Tuesday, August 24, 2010

Who loses?

[Judge] Walker kept asking that question during the trial, and never really got an answer, despite encouraging both sides to call witnesses. (The plaintiffs called seventeen, the defenders of Prop. 8 two.) In the referendum campaign, Walker wrote, Prop. 8’s advocates had focussed on “fear-inducing messages” about “protecting children from inchoate threats vaguely associated with gays and lesbians.” One reason for the vagueness may have been that they didn’t have much to go on. At the trial, their main witness cited studies showing that children do better with married parents than with single ones. But there was no evidence that this advantage depended on the married parents being of different genders. Some eighteen per cent of gay and lesbian couples in California are already raising kids, and even a witness for Prop. 8 conceded that it would be helpful for those children if their parents were married.

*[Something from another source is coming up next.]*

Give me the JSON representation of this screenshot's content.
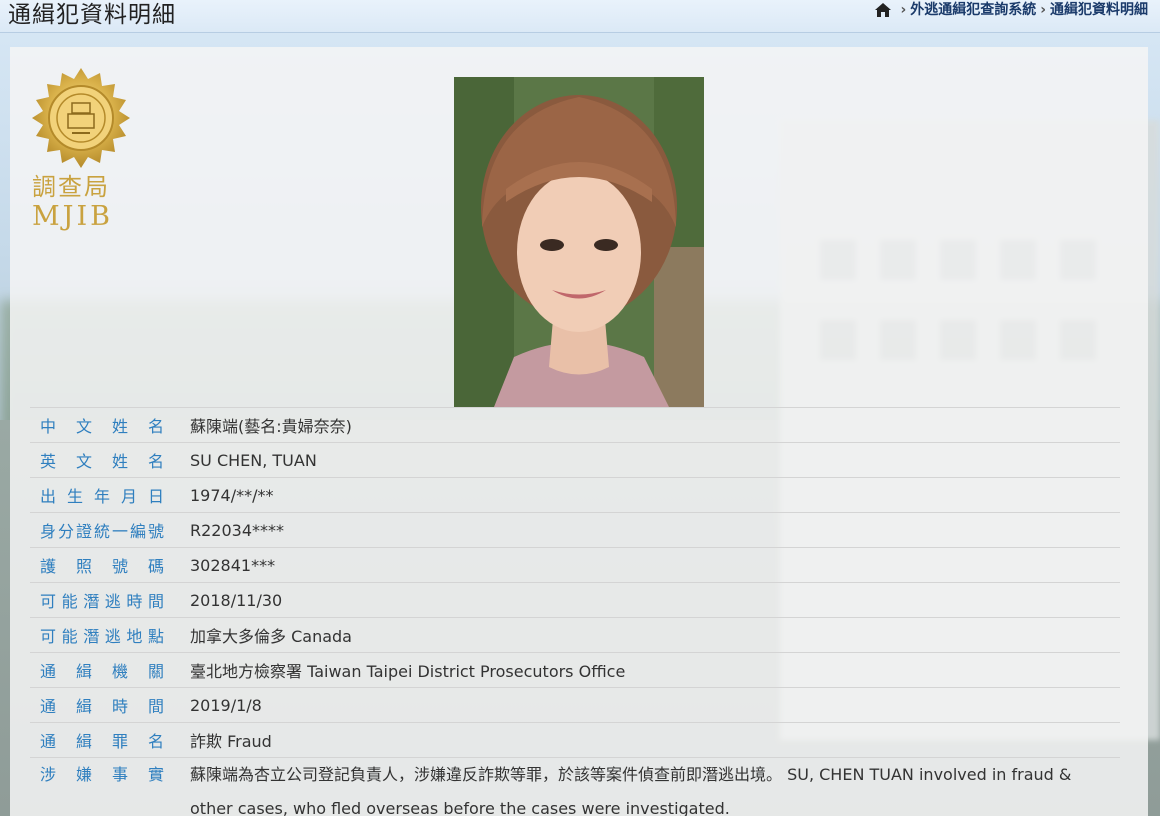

Some benefits derived from marriage can be secured through domestic partnerships, adoptions, insurance policies, and well-written proxies, directives, and wills (how much tuition could be paid for with the legal fees for all that?), but not all of them. The Defense of Marriage Act prevents federal spousal benefits from going to same-sex couples. More than a thousand federal statutes rely on marriage to define one’s status. If you are a widow of any age caring for a child, and your income falls below a certain level, you may qualify for Social Security benefits based on your late spouse’s earnings (beyond what the child might receive). An unmarried parent would not. You don’t need to be married to be a good parent, but marriage equality protects children by giving parents more tools with which to protect them.
Say that the practical issues could all be worked out, and domestic partnerships could be made more or less equitable. Would that do the trick? This was one of the central questions of Perry v. Schwarzenegger: whether being almost married, but not quite, is good enough.
Sandra Stier, one of the plaintiffs, testified about her frustration filling out forms that asked if she was “single, married or divorced”: she found herself “scratching something out . . . making sure I explain to folks what that is.” On an ordinary day, you can explain the complexities of a relationship, or simply elide them. But if someone goes to the hospital, or a child gets in trouble at school, then who everyone is, with respect to one another and in the eyes of the law, matters a great deal. Even a stepmother calling a school has less explaining to do than a child’s mother’s girlfriend.
More than that, Stier’s domestic partner, Kristin Perry—they have four children—testified that there was nothing in their legal agreements that conveyed “the love and commitment that are inherent in marriage.” Judge Walker used the word “honor.” A wedding has a transformative power. Perry had standing to sue less because of any single benefit she was denied than because Prop. 8 prevented her from becoming a wife.
It’s hard to see how heterosexual wives would be injured if Perry and Stier joined them. Marriage is not a scarce resource that has to be rationed. (Nor is love.) When Walker pressed a lawyer for Prop. 8, who had been talking about marriage existing for procreation, to say in what way, exactly, marriage equality would harm the institution, the answer was “I don’t know.” Ross Douthat, a columnist for the Times, wrote that a “marital ideal” would be lost—but he admitted that this ideal was disconnected from reality. The shattering of an illusion, or the grip of a prejudice, is not enough to give someone standing in court.
What might undermine marriage is pushing fully loaded domestic partnerships—marriage-lite, lacking the constricting, exalting, maddening qualities of the real thing—as an alternative, another box to check. This might become an attractive option for everyone. If such contractual arrangements are really just as good as marriage, then what is a wedding good for, other than cake?
As for other potential victims, Judge Walker found that the State of California, far from suffering, would benefit from having more citizens in stable households. The Circuit Court could still let someone appeal—Prop. 8’s advocates, who have come this far, or some government official. (Imperial County, where Prop. 8 got seventy per cent of the vote, as opposed to fifty-two per cent in the entire state, has asked for standing.) But the view from where those potential appellants stand, and from where couples like Perry and Stier are living their lives, is very different. Judge Walker found that, rather than seeking a novel right, the plaintiffs are asking California “to recognize their relationships for what they are: marriages.” Almost, but not yet.